Celestia is a modular blockchain that provides data availability and consensus. By only being responsible for these two functions, Celestia can make specifications that optimize for these environments. This leads to creating a more scalable DAL and CL. Essentially, Celestia is responsible for two things, making sure the data is available and that it is in the correct order.
Celestia enables data availability via its novel proofs known as data availability proofs (DAP). These proofs use erasure codes, which is a method of data protection that ensures that if you lose a piece of data, that you will be able to recover it. The proofs require each light-node to sample a very small number of random chunks from each block in the chain, and only work if there are enough clients in the network to ensure the entire block is sampled. This means the more clients you have, the greater the possible block size you can have in a secured system. In addition, the elegance of this is that it is also incredibly easy to operate a light-client in Celestia. So easy, in fact, that you could run one on your phone, making Celestia incredibly hardware friendly. Vastly lowering the barrier to entry for running a light-client, Celestia becomes hyper-scalable, as scalability = TPS / cost to check the block, not just TPS.
So Celestia is a layer for data availability and consensus, so what about the other components of the blockchain? For the most part, three different types of rollups will plug-in to Celestia. The first being Celestiums, which are Ethereum rollups that use Celestia for DA. Celestiums can handle higher transaction throughput, but it’s worth noting that doing so will make slight to moderate security trade-offs. A sovereign rollup is the second kind, this is mostly just a rollup that we see on Ethereum, however, the sovereign rollup does not need to gain permission to fork and push upgrades. The last type is a settlement rollup, which is an environment that is highly optimised for execution layers to post their transaction prior to the transaction settling and being sent down to Celestia.
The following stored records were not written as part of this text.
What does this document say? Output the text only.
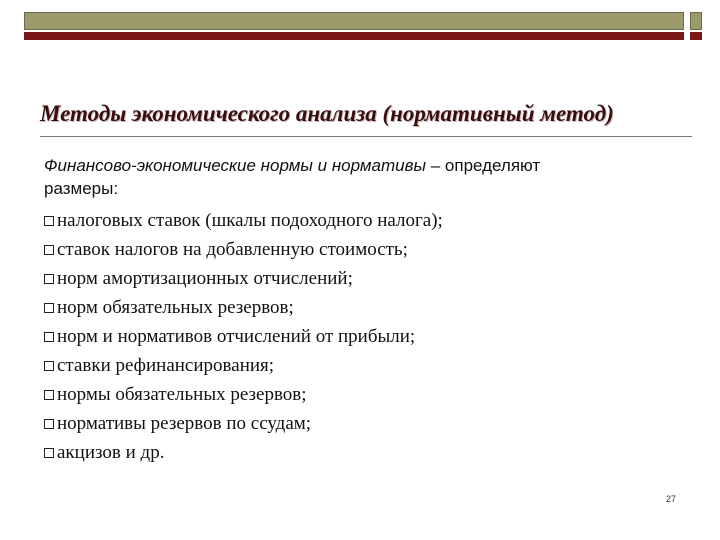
Методы экономического анализа (нормативный метод)

Финансово-экономические нормы и нормативы – определяют
размеры:

налоговых ставок (шкалы подоходного налога);
ставок налогов на добавленную стоимость;
норм амортизационных отчислений;
норм обязательных резервов;
норм и нормативов отчислений от прибыли;
ставки рефинансирования;
нормы обязательных резервов;
нормативы резервов по ссудам;
акцизов и др.
27
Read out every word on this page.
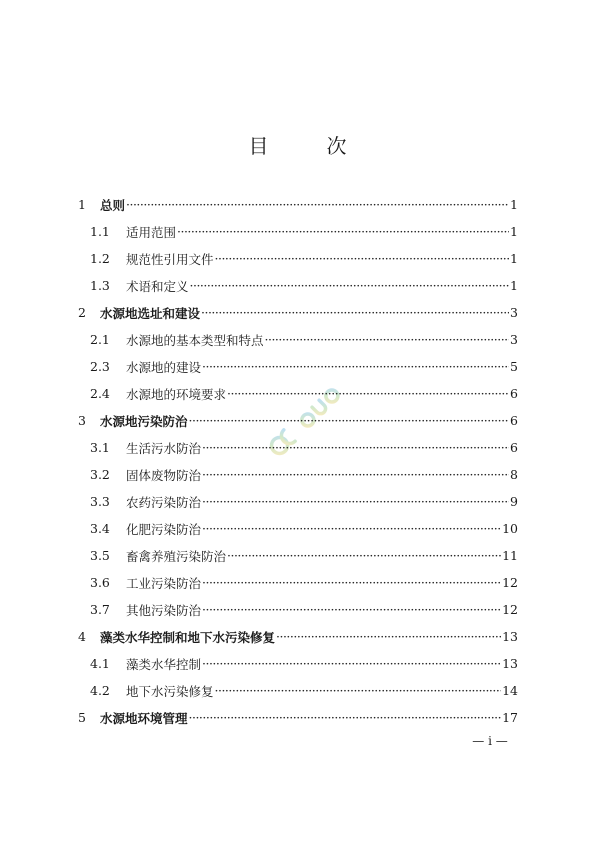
目	次
1	总则 ·····	1
1.1	适用范围 ·····	1
1.2	规范性引用文件 ·····	1
1.3	术语和定义 ·····	1
2	水源地选址和建设 ·····	3
2.1	水源地的基本类型和特点 ·····	3
2.3	水源地的建设 ·····	5
2.4	水源地的环境要求 ·····	6
3	水源地污染防治 ·····	6
3.1	生活污水防治 ·····	6
3.2	固体废物防治 ·····	8
3.3	农药污染防治 ·····	9
3.4	化肥污染防治 ·····	10
3.5	畜禽养殖污染防治 ·····	11
3.6	工业污染防治 ·····	12
3.7	其他污染防治 ·····	12
4	藻类水华控制和地下水污染修复 ·····	13
4.1	藻类水华控制 ·····	13
4.2	地下水污染修复 ·····	14
5	水源地环境管理 ·····	17
— i —
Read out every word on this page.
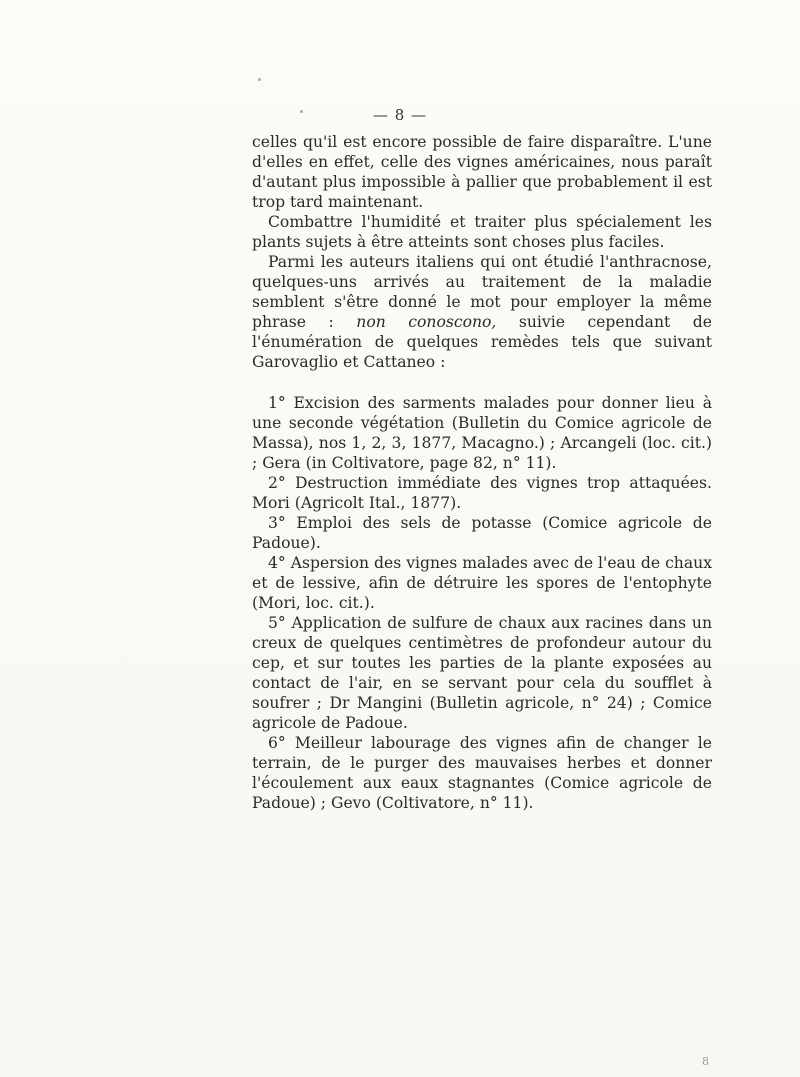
— 8 —

celles qu'il est encore possible de faire disparaître. L'une d'elles en effet, celle des vignes américaines, nous paraît d'autant plus impossible à pallier que probablement il est trop tard maintenant.

Combattre l'humidité et traiter plus spécialement les plants sujets à être atteints sont choses plus faciles.

Parmi les auteurs italiens qui ont étudié l'anthracnose, quelques-uns arrivés au traitement de la maladie semblent s'être donné le mot pour employer la même phrase : non conoscono, suivie cependant de l'énumération de quelques remèdes tels que suivant Garovaglio et Cattaneo :

1° Excision des sarments malades pour donner lieu à une seconde végétation (Bulletin du Comice agricole de Massa), nos 1, 2, 3, 1877, Macagno.) ; Arcangeli (loc. cit.) ; Gera (in Coltivatore, page 82, n° 11).

2° Destruction immédiate des vignes trop attaquées. Mori (Agricolt Ital., 1877).

3° Emploi des sels de potasse (Comice agricole de Padoue).

4° Aspersion des vignes malades avec de l'eau de chaux et de lessive, afin de détruire les spores de l'entophyte (Mori, loc. cit.).

5° Application de sulfure de chaux aux racines dans un creux de quelques centimètres de profondeur autour du cep, et sur toutes les parties de la plante exposées au contact de l'air, en se servant pour cela du soufflet à soufrer ; Dr Mangini (Bulletin agricole, n° 24) ; Comice agricole de Padoue.

6° Meilleur labourage des vignes afin de changer le terrain, de le purger des mauvaises herbes et donner l'écoulement aux eaux stagnantes (Comice agricole de Padoue) ; Gevo (Coltivatore, n° 11).

8
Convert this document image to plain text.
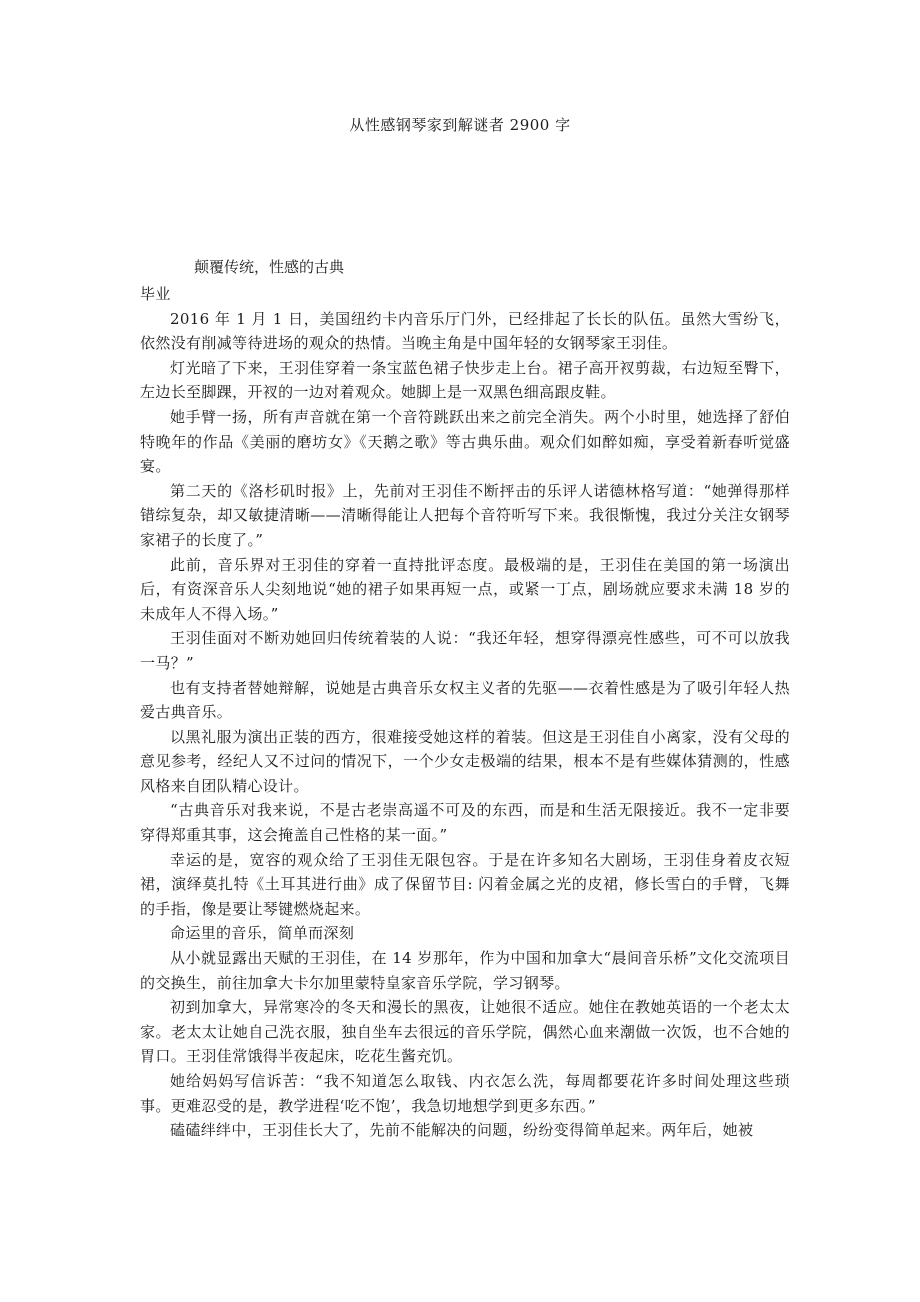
从性感钢琴家到解谜者 2900 字

颠覆传统，性感的古典

毕业

2016 年 1 月 1 日，美国纽约卡内音乐厅门外，已经排起了长长的队伍。虽然大雪纷飞，依然没有削减等待进场的观众的热情。当晚主角是中国年轻的女钢琴家王羽佳。

灯光暗了下来，王羽佳穿着一条宝蓝色裙子快步走上台。裙子高开衩剪裁，右边短至臀下，左边长至脚踝，开衩的一边对着观众。她脚上是一双黑色细高跟皮鞋。

她手臂一扬，所有声音就在第一个音符跳跃出来之前完全消失。两个小时里，她选择了舒伯特晚年的作品《美丽的磨坊女》《天鹅之歌》等古典乐曲。观众们如醉如痴，享受着新春听觉盛宴。

第二天的《洛杉矶时报》上，先前对王羽佳不断抨击的乐评人诺德林格写道：“她弹得那样错综复杂，却又敏捷清晰——清晰得能让人把每个音符听写下来。我很惭愧，我过分关注女钢琴家裙子的长度了。”

此前，音乐界对王羽佳的穿着一直持批评态度。最极端的是，王羽佳在美国的第一场演出后，有资深音乐人尖刻地说“她的裙子如果再短一点，或紧一丁点，剧场就应要求未满 18 岁的未成年人不得入场。”

王羽佳面对不断劝她回归传统着装的人说：“我还年轻，想穿得漂亮性感些，可不可以放我一马？”

也有支持者替她辩解，说她是古典音乐女权主义者的先驱——衣着性感是为了吸引年轻人热爱古典音乐。

以黑礼服为演出正装的西方，很难接受她这样的着装。但这是王羽佳自小离家，没有父母的意见参考，经纪人又不过问的情况下，一个少女走极端的结果，根本不是有些媒体猜测的，性感风格来自团队精心设计。

“古典音乐对我来说，不是古老崇高遥不可及的东西，而是和生活无限接近。我不一定非要穿得郑重其事，这会掩盖自己性格的某一面。”

幸运的是，宽容的观众给了王羽佳无限包容。于是在许多知名大剧场，王羽佳身着皮衣短裙，演绎莫扎特《土耳其进行曲》成了保留节目: 闪着金属之光的皮裙，修长雪白的手臂，飞舞的手指，像是要让琴键燃烧起来。

命运里的音乐，简单而深刻

从小就显露出天赋的王羽佳，在 14 岁那年，作为中国和加拿大“晨间音乐桥”文化交流项目的交换生，前往加拿大卡尔加里蒙特皇家音乐学院，学习钢琴。

初到加拿大，异常寒冷的冬天和漫长的黑夜，让她很不适应。她住在教她英语的一个老太太家。老太太让她自己洗衣服，独自坐车去很远的音乐学院，偶然心血来潮做一次饭，也不合她的胃口。王羽佳常饿得半夜起床，吃花生酱充饥。

她给妈妈写信诉苦：“我不知道怎么取钱、内衣怎么洗，每周都要花许多时间处理这些琐事。更难忍受的是，教学进程‘吃不饱’，我急切地想学到更多东西。”

磕磕绊绊中，王羽佳长大了，先前不能解决的问题，纷纷变得简单起来。两年后，她被
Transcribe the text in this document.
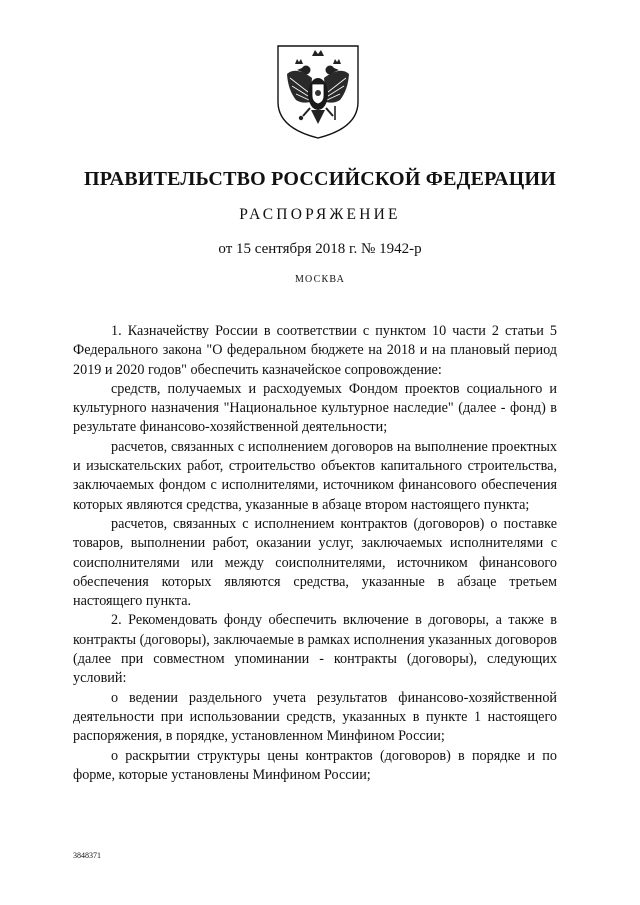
ПРАВИТЕЛЬСТВО РОССИЙСКОЙ ФЕДЕРАЦИИ
РАСПОРЯЖЕНИЕ
от 15 сентября 2018 г. № 1942-р
МОСКВА

1. Казначейству России в соответствии с пунктом 10 части 2 статьи 5 Федерального закона "О федеральном бюджете на 2018 и на плановый период 2019 и 2020 годов" обеспечить казначейское сопровождение:

средств, получаемых и расходуемых Фондом проектов социального и культурного назначения "Национальное культурное наследие" (далее - фонд) в результате финансово-хозяйственной деятельности;

расчетов, связанных с исполнением договоров на выполнение проектных и изыскательских работ, строительство объектов капитального строительства, заключаемых фондом с исполнителями, источником финансового обеспечения которых являются средства, указанные в абзаце втором настоящего пункта;

расчетов, связанных с исполнением контрактов (договоров) о поставке товаров, выполнении работ, оказании услуг, заключаемых исполнителями с соисполнителями или между соисполнителями, источником финансового обеспечения которых являются средства, указанные в абзаце третьем настоящего пункта.

2. Рекомендовать фонду обеспечить включение в договоры, а также в контракты (договоры), заключаемые в рамках исполнения указанных договоров (далее при совместном упоминании - контракты (договоры), следующих условий:

о ведении раздельного учета результатов финансово-хозяйственной деятельности при использовании средств, указанных в пункте 1 настоящего распоряжения, в порядке, установленном Минфином России;

о раскрытии структуры цены контрактов (договоров) в порядке и по форме, которые установлены Минфином России;

3848371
To learn more about Celestia, start here: https://celestia.org/learn/
Data availability has long been an issue limiting the scalability of blockchains to date. Via breaking down the traditional blockchain stack, and becoming more modular, DALs are able to optimise their function such that it can provide maximal security without introducing additional trust assumptions. The future is bright for both Ethereum and Celestia, who among many others are introducing new mechanisms to solve for data availability whilst still ensuring users maintain security, sovereignty, and inexpensive transaction costs. Modular blockchains an innovative frontier for the industry, and we look forward to supporting those ecosystems as they continue to grow.